It is also predicted that trophy wives will be put on pedestals and will never be allowed to come down from them ever again. Trophy wives will be married to sixty-five year old bank accounts posing as old men. They will have a black American express card attached to them like a utility belt and will forever be on a low carb, high protein diet.

No one will make their own decisions. A committee will be hired and much delegation will take place and then the choice to have a glass of water will be made. That said there will always be ample bottle service and it will be preferred that children start drinking champagne at an earlier age so as to acclimate themselves with their burgeoning social lives once they hit twelve.

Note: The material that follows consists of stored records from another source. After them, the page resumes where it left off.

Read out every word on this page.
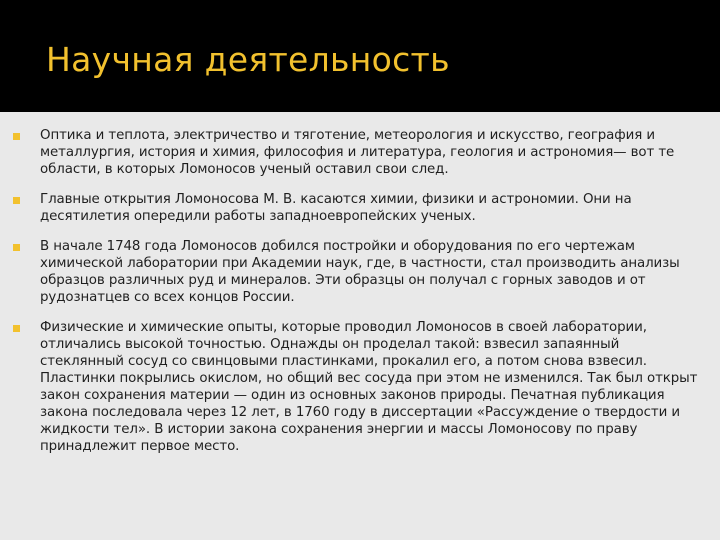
Научная деятельность
Оптика и теплота, электричество и тяготение, метеорология и искусство, география и металлургия, история и химия, философия и литература, геология и астрономия— вот те области, в которых Ломоносов ученый оставил свои след.
Главные открытия Ломоносова М. В. касаются химии, физики и астрономии. Они на десятилетия опередили работы западноевропейских ученых.
В начале 1748 года Ломоносов добился постройки и оборудования по его чертежам химической лаборатории при Академии наук, где, в частности, стал производить анализы образцов различных руд и минералов. Эти образцы он получал с горных заводов и от рудознатцев со всех концов России.
Физические и химические опыты, которые проводил Ломоносов в своей лаборатории, отличались высокой точностью. Однажды он проделал такой: взвесил запаянный стеклянный сосуд со свинцовыми пластинками, прокалил его, а потом снова взвесил. Пластинки покрылись окислом, но общий вес сосуда при этом не изменился. Так был открыт закон сохранения материи — один из основных законов природы. Печатная публикация закона последовала через 12 лет, в 1760 году в диссертации «Рассуждение о твердости и жидкости тел». В истории закона сохранения энергии и массы Ломоносову по праву принадлежит первое место.
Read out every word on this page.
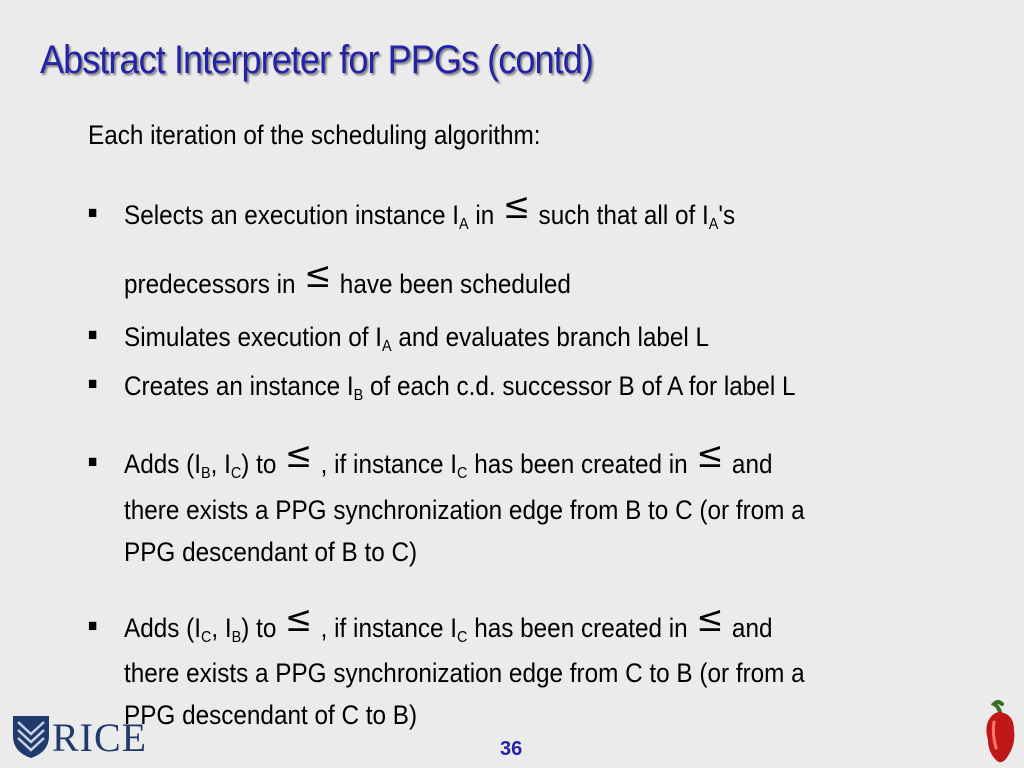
Abstract Interpreter for PPGs (contd)
Each iteration of the scheduling algorithm:
■ Selects an execution instance $I_A$ in ≤ such that all of $I_A's$
predecessors in ≤ have been scheduled
■ Simulates execution of $I_A$ and evaluates branch label L
■ Creates an instance $I_B$ of each c.d. successor B of A for label L
■ Adds ($I_B$, $I_C$) to ≤ , if instance $I_C$ has been created in ≤ and
there exists a PPG synchronization edge from B to C (or from a
PPG descendant of B to C)
■ Adds ($I_C$, $I_B$) to ≤ , if instance $I_C$ has been created in ≤ and
there exists a PPG synchronization edge from C to B (or from a
PPG descendant of C to B)
RICE	36
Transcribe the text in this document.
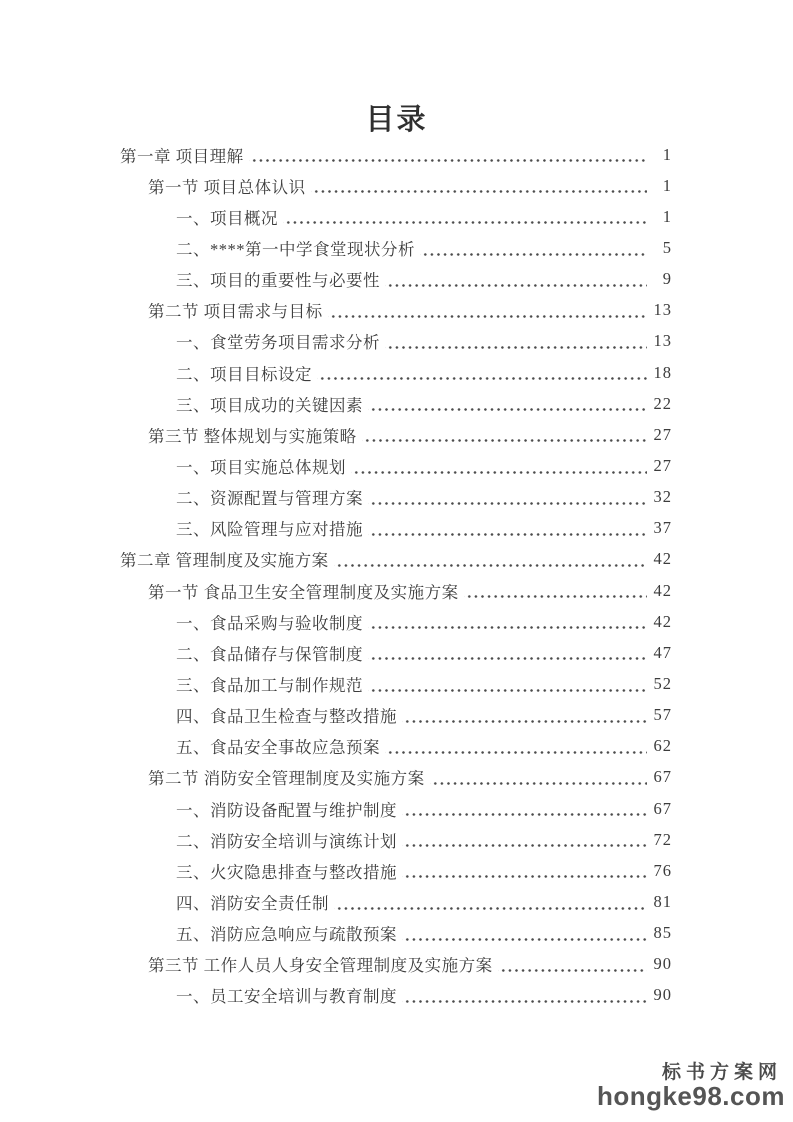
目录
第一章 项目理解	1
第一节 项目总体认识	1
一、项目概况	1
二、****第一中学食堂现状分析	5
三、项目的重要性与必要性	9
第二节 项目需求与目标	13
一、食堂劳务项目需求分析	13
二、项目目标设定	18
三、项目成功的关键因素	22
第三节 整体规划与实施策略	27
一、项目实施总体规划	27
二、资源配置与管理方案	32
三、风险管理与应对措施	37
第二章 管理制度及实施方案	42
第一节 食品卫生安全管理制度及实施方案	42
一、食品采购与验收制度	42
二、食品储存与保管制度	47
三、食品加工与制作规范	52
四、食品卫生检查与整改措施	57
五、食品安全事故应急预案	62
第二节 消防安全管理制度及实施方案	67
一、消防设备配置与维护制度	67
二、消防安全培训与演练计划	72
三、火灾隐患排查与整改措施	76
四、消防安全责任制	81
五、消防应急响应与疏散预案	85
第三节 工作人员人身安全管理制度及实施方案	90
一、员工安全培训与教育制度	90
标书方案网
hongke98.com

Spray on tans will be sprayed on everything that has skin. Even the children will be born with that spray on tan look. Hipsters, euro trash and Upper East side dames will of course have their own designer sun spray lotions and each hundredth spray can you will buy will be personally signed by Perez Hilton.

Fashion Island will be the part of California that splits off and falls into the sea. There will be an uptown Fashion island and even a downtown Fashion island, where you end up living will of course be decided on your looks and an honorary fashion police committee. A predilection to speaking with a French accent and excessive name dropping will see you living in the west wing of Fashion Island- other wise known as the Jersey Shore.

No other predictions have been able to be made. Nostradamus was last seen walking the ‘Bryant Park’ planks before driving a Mercedes speed machine into the sky and never been seen again, albeit with their very own designer tan spray…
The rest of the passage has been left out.